Algoritmos heurísticos para equilibrio de carga en anillos bidireccionales
- Bernardino, Anabela
- Juan Manuel Sánchez Pérez Director/a
Universidad de defensa: Universidad de Extremadura
Fecha de defensa: 27 de junio de 2012
- Pedro Isasi Viñuela Presidente/a
- Fernando José Mateus Silva Secretario/a
- Coromoto León Hernández Vocal
- Ignacio Rojas Ruiz Vocal
- Juan Antonio Gómez Pulido Vocal
Tipo: Tesis
Resumen
Internet applications need a substantial amount of bandwidth in order to guarantee access to different applications with minimal delays. Ring networks are suited to deliver a large amount of bandwidth in a reliable and inexpensive way.
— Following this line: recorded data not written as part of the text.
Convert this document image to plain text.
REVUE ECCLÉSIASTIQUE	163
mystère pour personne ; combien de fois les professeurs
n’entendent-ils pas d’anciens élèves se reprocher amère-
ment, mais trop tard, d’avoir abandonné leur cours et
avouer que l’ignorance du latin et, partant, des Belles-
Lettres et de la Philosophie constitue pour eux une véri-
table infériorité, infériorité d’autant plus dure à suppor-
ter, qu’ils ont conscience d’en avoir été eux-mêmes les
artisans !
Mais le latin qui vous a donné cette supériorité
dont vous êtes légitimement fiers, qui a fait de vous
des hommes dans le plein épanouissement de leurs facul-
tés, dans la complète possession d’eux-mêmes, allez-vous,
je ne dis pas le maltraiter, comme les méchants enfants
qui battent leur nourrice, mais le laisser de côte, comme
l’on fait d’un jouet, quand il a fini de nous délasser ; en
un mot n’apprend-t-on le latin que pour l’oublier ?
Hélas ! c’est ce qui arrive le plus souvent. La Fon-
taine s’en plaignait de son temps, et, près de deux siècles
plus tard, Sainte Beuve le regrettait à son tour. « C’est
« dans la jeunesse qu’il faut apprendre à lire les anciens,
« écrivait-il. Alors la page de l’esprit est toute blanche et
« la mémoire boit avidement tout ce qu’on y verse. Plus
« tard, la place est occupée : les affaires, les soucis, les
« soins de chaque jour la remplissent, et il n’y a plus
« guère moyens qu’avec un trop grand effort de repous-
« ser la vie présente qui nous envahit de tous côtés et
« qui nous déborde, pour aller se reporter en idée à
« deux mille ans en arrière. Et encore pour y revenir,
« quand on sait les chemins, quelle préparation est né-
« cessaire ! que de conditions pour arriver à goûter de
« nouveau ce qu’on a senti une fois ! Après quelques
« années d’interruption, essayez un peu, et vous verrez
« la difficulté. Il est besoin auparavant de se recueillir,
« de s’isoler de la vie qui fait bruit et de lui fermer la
An optimal load balancing is of paramount importance because it increases the system capacity and improves the overall ring performance. In this context an important optimisation problem is the Weighted Ring Loading Problem (WRLP). That is the design of a direct path for each request, in a communication network, in a way that high load on the arcs/edges will be avoided, where an arc is an edge endowed with a direction. The load of an arc is defined as the total weight of those requests routed through the Arc in its direction (WRALP), and the load of an edge as the number of routes traversing the Edge in either direction (WRELP). WRALP/WRELP ask for a routing scheme such that the maximum load on arcs/edges will be minimum. In this Thesis, we study these two problems without demand splitting. The work presented in this Thesis is also focused in other two problems that arise in the design of optical telecommunication networks, namely the Synchronous optical network Ring Assignment Problem (SRAP) and the Intraring synchronous optical network Design Problem (IDP). In SRAP, the objective is to minimise the number of rings and in IDP, the objective is to minimise the number of Add-Drop Multiplexers (ADMs). Both problems are subject to a ring capacity constraint. To solve these four NP-hard (Non-deterministic Polynomial-time hard) problems, are proposed several metaheuristic algorithms including bio-inspired randomised search heuristics such as Evolutionary Algorithms (EAs), Swarm Intelligence (SI) algorithms, and hybridisations with Local Search (LS). The foremost objectives of this work were those of defining/applying new algorithms for solving the four problems addressed in this Thesis, capable of producing better results in smaller times comparing with the results already obtained in literature. Were performed several modifications to the basic form of the algorithms in order to improve their efficiency. Simulation results verify the effectiveness of the proposed algorithms.